My PhD
Title:
Applying novel machine learning techniques to understand the relevance of biomarkers in rare diseases.
Stakeholder:
Amicus Therapeutics
The Research:
To date, there are over 7000 different rare diseases that afflict millions of individuals in the World and are responsible for the deterioration of physical health, mental health, and socioeconomic conditions. These conditions remain a mystery, with around 26% of rare disease patients not surviving beyond the age of 5, suggesting a gap in the literature with no formal diagnostic criteria nor a known cure. Thus, there lies an urgent need to build knowledge on the clinical manifestation of these conditions and to reduce the patient's time to diagnosis.
The initial focus of the PhD is on a disease known as Fabry (E75.21), a rare lysosomal storage disorder affecting multiple body systems. The disorder may lead to heart disease, kidney disease, strokes, and painful peripheral neuropathy, in addition to several other problems. Although it is X-linked, it can cause serious implications in women as well as men. The symptoms of a classical Fabry patient include painful hands and feet (acroparesthesia), a characteristic rash (angiokeratomas), and abdominal symptoms; in the nonclassical form of the disease, these features may be mild or absent, and the condition usually becomes clinically apparent later in life than in the classical form. As the manifestations are relatively non-specific and/or look clinically similar to other diseases, it can be difficult to diagnose and patients may visit an average of 7 doctors and wait for over 15 years before being diagnosed with Fabry disease. This sequence of specialist visits generates a series of misdiagnosis, which leads to increased patient anxiety, delay in receiving treatment or even incorrect treatment being administered, and worsening of the patient’s disease-related manifestations. Those with an incorrect diagnosis can also miss out on trials of a new treatment, such as that of Substrate reduction therapy. Moreover, the lack of a large patient pool hinders the ability to obtain a common clinical manifestation of the condition.
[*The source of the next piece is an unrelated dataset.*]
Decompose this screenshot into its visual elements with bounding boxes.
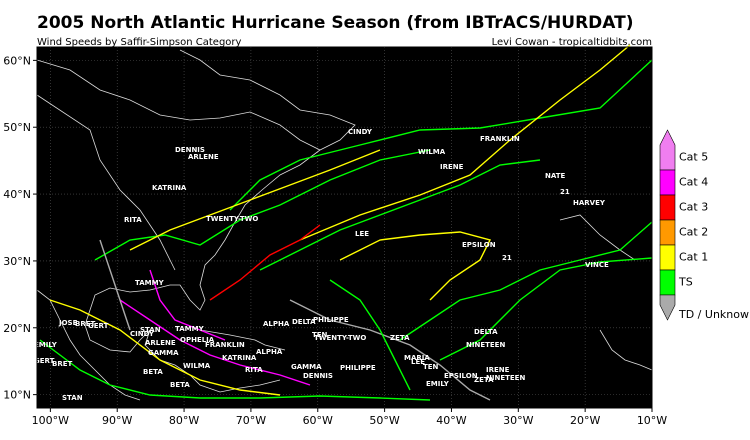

The project branches out to tackle three different areas of research:
- Applying Reinforcement Learning to understand the relevance of cardiac biomarkers in the early diagnosis of Fabry disease - This stem aims to uncover a series of makers that may indicate an early diagnoses of Fabry in patients with cardiovascular manifestations.
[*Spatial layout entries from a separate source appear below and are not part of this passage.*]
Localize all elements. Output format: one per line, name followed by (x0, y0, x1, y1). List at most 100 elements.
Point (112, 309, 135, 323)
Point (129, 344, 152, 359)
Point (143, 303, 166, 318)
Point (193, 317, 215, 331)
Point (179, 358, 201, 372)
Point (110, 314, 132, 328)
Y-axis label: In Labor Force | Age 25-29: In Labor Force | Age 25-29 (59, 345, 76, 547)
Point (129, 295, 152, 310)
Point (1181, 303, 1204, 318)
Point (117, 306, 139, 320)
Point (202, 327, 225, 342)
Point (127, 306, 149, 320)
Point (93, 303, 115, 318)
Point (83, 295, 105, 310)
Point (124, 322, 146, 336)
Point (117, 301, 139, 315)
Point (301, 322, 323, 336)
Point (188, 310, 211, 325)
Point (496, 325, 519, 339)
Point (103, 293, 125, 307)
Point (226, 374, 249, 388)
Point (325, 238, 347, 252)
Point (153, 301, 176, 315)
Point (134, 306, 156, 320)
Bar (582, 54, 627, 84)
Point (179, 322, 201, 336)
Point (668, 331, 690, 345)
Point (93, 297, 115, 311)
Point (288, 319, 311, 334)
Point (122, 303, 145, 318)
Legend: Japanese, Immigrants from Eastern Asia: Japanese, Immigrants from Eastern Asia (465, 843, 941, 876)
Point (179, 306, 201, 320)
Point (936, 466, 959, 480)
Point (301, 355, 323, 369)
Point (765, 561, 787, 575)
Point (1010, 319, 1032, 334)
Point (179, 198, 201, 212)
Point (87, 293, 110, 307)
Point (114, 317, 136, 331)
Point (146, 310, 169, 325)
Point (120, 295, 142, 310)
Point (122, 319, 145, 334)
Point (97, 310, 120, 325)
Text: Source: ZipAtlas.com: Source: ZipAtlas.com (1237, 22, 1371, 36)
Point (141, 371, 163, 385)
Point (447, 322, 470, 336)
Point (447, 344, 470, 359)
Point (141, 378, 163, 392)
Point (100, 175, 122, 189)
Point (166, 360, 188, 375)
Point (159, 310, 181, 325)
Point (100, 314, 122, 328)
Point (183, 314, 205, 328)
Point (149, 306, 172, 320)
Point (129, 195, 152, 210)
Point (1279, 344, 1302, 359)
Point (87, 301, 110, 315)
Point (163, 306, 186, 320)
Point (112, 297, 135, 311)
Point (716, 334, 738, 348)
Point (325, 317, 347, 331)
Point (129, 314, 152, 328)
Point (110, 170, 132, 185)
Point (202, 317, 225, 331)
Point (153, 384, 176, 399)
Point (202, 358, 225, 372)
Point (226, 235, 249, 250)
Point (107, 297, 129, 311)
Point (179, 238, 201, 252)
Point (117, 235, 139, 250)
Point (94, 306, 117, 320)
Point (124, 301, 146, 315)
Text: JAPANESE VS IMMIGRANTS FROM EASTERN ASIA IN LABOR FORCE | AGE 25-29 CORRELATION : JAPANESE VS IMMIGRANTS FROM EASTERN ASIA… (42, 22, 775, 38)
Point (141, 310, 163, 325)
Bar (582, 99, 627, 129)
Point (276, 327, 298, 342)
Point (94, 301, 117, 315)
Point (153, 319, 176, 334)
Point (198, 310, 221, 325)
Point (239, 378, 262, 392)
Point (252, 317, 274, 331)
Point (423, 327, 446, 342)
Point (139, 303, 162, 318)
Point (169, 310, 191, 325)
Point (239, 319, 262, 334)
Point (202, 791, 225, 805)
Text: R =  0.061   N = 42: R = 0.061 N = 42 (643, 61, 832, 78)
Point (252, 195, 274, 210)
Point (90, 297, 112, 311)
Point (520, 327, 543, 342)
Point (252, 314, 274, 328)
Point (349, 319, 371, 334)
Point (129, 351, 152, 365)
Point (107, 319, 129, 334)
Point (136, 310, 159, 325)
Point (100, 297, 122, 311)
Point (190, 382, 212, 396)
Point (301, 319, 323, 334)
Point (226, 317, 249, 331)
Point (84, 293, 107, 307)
- Detection of Fabry patients through application of machine learning techniques on primary care EHR data - Due to the lack of secondary care data in many rare disease patients and with the aim of identifying contributing factor to diagnosis at the earliest possible stage. This stem aims to prompt suspicion of a possible Fabry diagnosis mainly using primary care data with addition of some secondary care data, if necessary.
- Applying Machine Learning techniques to monitor Fabry disease progression in renal patients This stem focuses on assessing renal Fabry patients improvement or deterioration, through the analysis of biomarker data, which may lead to a better understanding of both pre- and post- diagnostic biomarkers.
The delay’s in the procurement of Fabry patient data have driven the projects focus onto developing a novel AI modelling technique that thrives in imbalanced scenarios. Currently, Deep Learning techniques combined with Reinforcement Learning are paving the way to improved detection of rare events.